Azure VM Backup: beware of Windows Server 2008 R2

Since March 2015 we have the possibility to backup and restore entire VMs running in Azure. If you were not aware of this before, have a look at the documentation here: https://azure.microsoft.com/en-us/documentation/services/backup/. Using the Backup Vault you can automatically backup full VMs on a flexible schedule. For Active Directory, you could set this to daily, with a retention time of 60 days.

Assuming that you know all this already, there is still a small gotcha that you should be aware of when these VMs are Domain Controllers. Azure IaaS is a sort of fancy hypervisor, and has potentially some of the same problems as regular hypervisors. For Active Directory, the most relevant one is USN Rollback. The one-line summary of this problem would be (apologies to any expert out there): when you restore a DC without telling it has been restored, it will mess up the AD replication administration in a big and unrecoverable way.

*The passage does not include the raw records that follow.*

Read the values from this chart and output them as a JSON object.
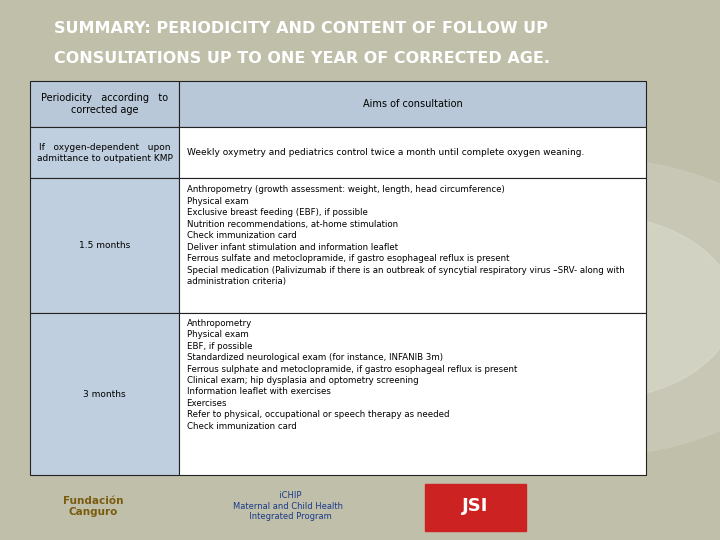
{
  "title_line1": "SUMMARY: PERIODICITY AND CONTENT OF FOLLOW UP",
  "title_line2": "CONSULTATIONS UP TO ONE YEAR OF CORRECTED AGE.",
  "title_bg": "#4a4a2a",
  "title_color": "#ffffff",
  "table_header_col1": "Periodicity   according   to\ncorrected age",
  "table_header_col2": "Aims of consultation",
  "table_header_bg": "#b8c8d8",
  "table_bg_left": "#c0cfe0",
  "table_bg_right": "#ffffff",
  "overall_bg": "#c0bfaa",
  "watermark_color": "#d8d8d8",
  "row1_col1": "If   oxygen-dependent   upon\nadmittance to outpatient KMP",
  "row1_col2": "Weekly oxymetry and pediatrics control twice a month until complete oxygen weaning.",
  "row2_col1": "1.5 months",
  "row2_col2": "Anthropometry (growth assessment: weight, length, head circumference)\nPhysical exam\nExclusive breast feeding (EBF), if possible\nNutrition recommendations, at-home stimulation\nCheck immunization card\nDeliver infant stimulation and information leaflet\nFerrous sulfate and metoclopramide, if gastro esophageal reflux is present\nSpecial medication (Palivizumab if there is an outbreak of syncytial respiratory virus –SRV- along with\nadministration criteria)",
  "row3_col1": "3 months",
  "row3_col2": "Anthropometry\nPhysical exam\nEBF, if possible\nStandardized neurological exam (for instance, INFANIB 3m)\nFerrous sulphate and metoclopramide, if gastro esophageal reflux is present\nClinical exam; hip dysplasia and optometry screening\nInformation leaflet with exercises\nExercises\nRefer to physical, occupational or speech therapy as needed\nCheck immunization card",
  "border_color": "#222222",
  "text_color": "#000000",
  "title_fontsize": 11.5,
  "body_fontsize": 6.5,
  "header_fontsize": 7.0
}
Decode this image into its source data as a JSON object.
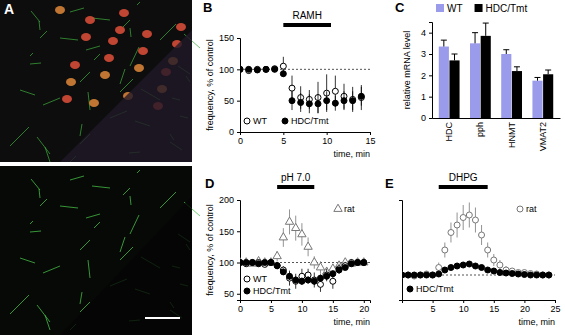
{
  "image_panel": {
    "panel": "A"
  },
  "chart_data": [
    {
      "type": "scatter",
      "panel": "B",
      "xlabel": "time, min",
      "ylabel": "frequency, % of control",
      "xlim": [
        0,
        15
      ],
      "ylim": [
        0,
        150
      ],
      "xticks": [
        0,
        5,
        10,
        15
      ],
      "yticks": [
        0,
        50,
        100,
        150
      ],
      "baseline": 100,
      "stimulus": {
        "label": "RAMH",
        "start": 5,
        "end": 10.5
      },
      "x": [
        0,
        1,
        2,
        3,
        4,
        5,
        6,
        7,
        8,
        9,
        10,
        11,
        12,
        13,
        14
      ],
      "series": [
        {
          "name": "WT",
          "marker": "circle-open",
          "color": "#000000",
          "values": [
            100,
            98,
            100,
            100,
            101,
            105,
            70,
            55,
            52,
            55,
            62,
            65,
            57,
            52,
            55
          ],
          "errors": [
            2,
            2,
            3,
            2,
            3,
            15,
            20,
            18,
            15,
            25,
            30,
            25,
            20,
            20,
            20
          ]
        },
        {
          "name": "HDC/Tmt",
          "marker": "circle",
          "color": "#000000",
          "values": [
            100,
            100,
            99,
            100,
            100,
            93,
            50,
            47,
            45,
            45,
            50,
            46,
            50,
            50,
            57
          ],
          "errors": [
            2,
            2,
            2,
            2,
            3,
            5,
            15,
            15,
            15,
            15,
            15,
            12,
            15,
            15,
            15
          ]
        }
      ]
    },
    {
      "type": "bar",
      "panel": "C",
      "ylabel": "relative mRNA level",
      "ylim": [
        0,
        4.5
      ],
      "yticks": [
        0,
        1,
        2,
        3,
        4
      ],
      "categories": [
        "HDC",
        "pph",
        "HNMT",
        "VMAT2"
      ],
      "legend": "top",
      "series": [
        {
          "name": "WT",
          "color": "#9b9bec",
          "values": [
            3.35,
            3.5,
            3.0,
            1.75
          ],
          "errors": [
            0.3,
            0.5,
            0.2,
            0.15
          ]
        },
        {
          "name": "HDC/Tmt",
          "color": "#000000",
          "values": [
            2.7,
            3.85,
            2.2,
            2.05
          ],
          "errors": [
            0.3,
            0.6,
            0.2,
            0.2
          ]
        }
      ]
    },
    {
      "type": "scatter",
      "panel": "D",
      "xlabel": "time, min",
      "ylabel": "frequency, % of control",
      "xlim": [
        0,
        21
      ],
      "ylim": [
        40,
        200
      ],
      "xticks": [
        0,
        5,
        10,
        15,
        20
      ],
      "yticks": [
        50,
        100,
        150,
        200
      ],
      "baseline": 100,
      "stimulus": {
        "label": "pH 7.0",
        "start": 6,
        "end": 12
      },
      "x": [
        0,
        1,
        2,
        3,
        4,
        5,
        6,
        7,
        8,
        9,
        10,
        11,
        12,
        13,
        14,
        15,
        16,
        17,
        18,
        19,
        20
      ],
      "series": [
        {
          "name": "rat",
          "marker": "triangle-open",
          "color": "#777777",
          "values": [
            100,
            100,
            98,
            102,
            100,
            100,
            110,
            140,
            165,
            155,
            145,
            125,
            100,
            92,
            85,
            90,
            95,
            100,
            98,
            100,
            100
          ],
          "errors": [
            3,
            3,
            3,
            3,
            3,
            4,
            8,
            15,
            20,
            20,
            18,
            15,
            10,
            10,
            8,
            8,
            6,
            5,
            4,
            4,
            3
          ]
        },
        {
          "name": "WT",
          "marker": "circle-open",
          "color": "#000000",
          "values": [
            100,
            98,
            100,
            100,
            97,
            100,
            95,
            88,
            75,
            70,
            78,
            80,
            72,
            65,
            80,
            70,
            90,
            95,
            100,
            100,
            100
          ],
          "errors": [
            3,
            3,
            3,
            3,
            3,
            4,
            6,
            6,
            12,
            12,
            12,
            10,
            12,
            12,
            10,
            12,
            8,
            6,
            5,
            4,
            3
          ]
        },
        {
          "name": "HDC/Tmt",
          "marker": "circle",
          "color": "#000000",
          "values": [
            100,
            100,
            100,
            98,
            100,
            100,
            95,
            85,
            78,
            72,
            70,
            72,
            70,
            75,
            78,
            82,
            88,
            92,
            98,
            100,
            100
          ],
          "errors": [
            2,
            2,
            2,
            2,
            2,
            3,
            4,
            5,
            6,
            6,
            6,
            6,
            6,
            6,
            6,
            5,
            5,
            4,
            3,
            3,
            2
          ]
        }
      ]
    },
    {
      "type": "scatter",
      "panel": "E",
      "xlabel": "time, min",
      "xlim": [
        0,
        25
      ],
      "ylim": [
        50,
        250
      ],
      "xticks": [
        5,
        10,
        15,
        20,
        25
      ],
      "yticks": [],
      "tick_labels": "x",
      "baseline": 100,
      "stimulus": {
        "label": "DHPG",
        "start": 6,
        "end": 14
      },
      "x": [
        0,
        1,
        2,
        3,
        4,
        5,
        6,
        7,
        8,
        9,
        10,
        11,
        12,
        13,
        14,
        15,
        16,
        17,
        18,
        19,
        20,
        21,
        22,
        23,
        24
      ],
      "series": [
        {
          "name": "rat",
          "marker": "circle-open",
          "color": "#777777",
          "values": [
            100,
            100,
            98,
            100,
            102,
            100,
            115,
            150,
            185,
            200,
            215,
            220,
            210,
            180,
            150,
            130,
            120,
            110,
            108,
            105,
            105,
            103,
            102,
            100,
            100
          ],
          "errors": [
            4,
            4,
            4,
            4,
            4,
            5,
            10,
            15,
            20,
            25,
            25,
            25,
            25,
            20,
            15,
            12,
            10,
            8,
            6,
            5,
            5,
            4,
            4,
            4,
            4
          ]
        },
        {
          "name": "HDC/Tmt",
          "marker": "circle",
          "color": "#000000",
          "values": [
            100,
            100,
            100,
            100,
            100,
            100,
            102,
            110,
            115,
            118,
            120,
            122,
            118,
            115,
            110,
            108,
            105,
            104,
            103,
            102,
            101,
            100,
            100,
            100,
            100
          ],
          "errors": [
            3,
            3,
            3,
            3,
            3,
            3,
            3,
            4,
            4,
            4,
            4,
            4,
            4,
            4,
            4,
            3,
            3,
            3,
            3,
            3,
            3,
            3,
            3,
            3,
            3
          ]
        }
      ]
    }
  ]
}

So how does a DC know it has been restored so that it can do the right thing? There are two ways:

  1. The backup has been made using a VSS-aware backup method. This is the normal, supported method, and the way it is supposed to go all the time. Azure calls this an application-consistent backup. When a VSS backup is restored, the DC will know.
  2. If VSS is not involved somehow (think disk images, snapshots), VMs have a fail-safe feature called VM-GenerationID. For this to work, we need two things to be true: the OS needs to be Windows Server 2012 or later, and the hypervisor must support it. Most modern hypervisors can do this, including our own Hyper-V, VMware ESX, and of course, Azure. With these two conditions in place, the VM-GenerationID mechanism will tell the DC when it has been restored even without VSS in play.

Now, Windows Server 2008 R2 is not aware of VM-GenerationID, and keeping that in mind let's have a look at Azure VM Backup using the Backup Vault. The backup event itself is orchestrated using the Azure VM Agent in cooperation with the Azure fabric. It will trigger a VSS snapshot in the VM when the backup begins, and when finished this snapshot is saved to the Backup Vault. This is the normal mode of operation, and all is well.

A different thing happens when the VM is not running. When the backup starts, the Azure fabric will notice that the VM is offline. Instead of trying a VSS backup first, it will simply copy the VM data (or to be exact, the difference with the previous backup). This is called a crash-consistent backup.

You spotted the problem, right? When you restore a crash-consistent backup of a 2012 R2 DC, nothing bad happens because the VM-GenerationID mechanism will solve the problem. But with a 2008 R2 DC, the VM will just be recovered and started without any notification to AD. Once the restored box starts talking to other DCs, the USN Rollback happens and the DC is toast. The following table summarizes the findings:

Operating System VM State Backup Type Triggers VSS? AD Restored OK?
2008 R2 Online Online App-Consistent Yes Yes, VSS does it.
2008 R2 Offline Offline Crash-Consistent No NO
2012 R2 Online Online App-Consistent Yes Yes, VSS does it.
2012 R2 Offline Offline Crash-Consistent No Yes, VM-GenerationID does it.

 

Management summary: if you backup Windows 2008 R2 virtual DCs running on Azure, make sure they are online during the backup window, or bad things will  happen during restore.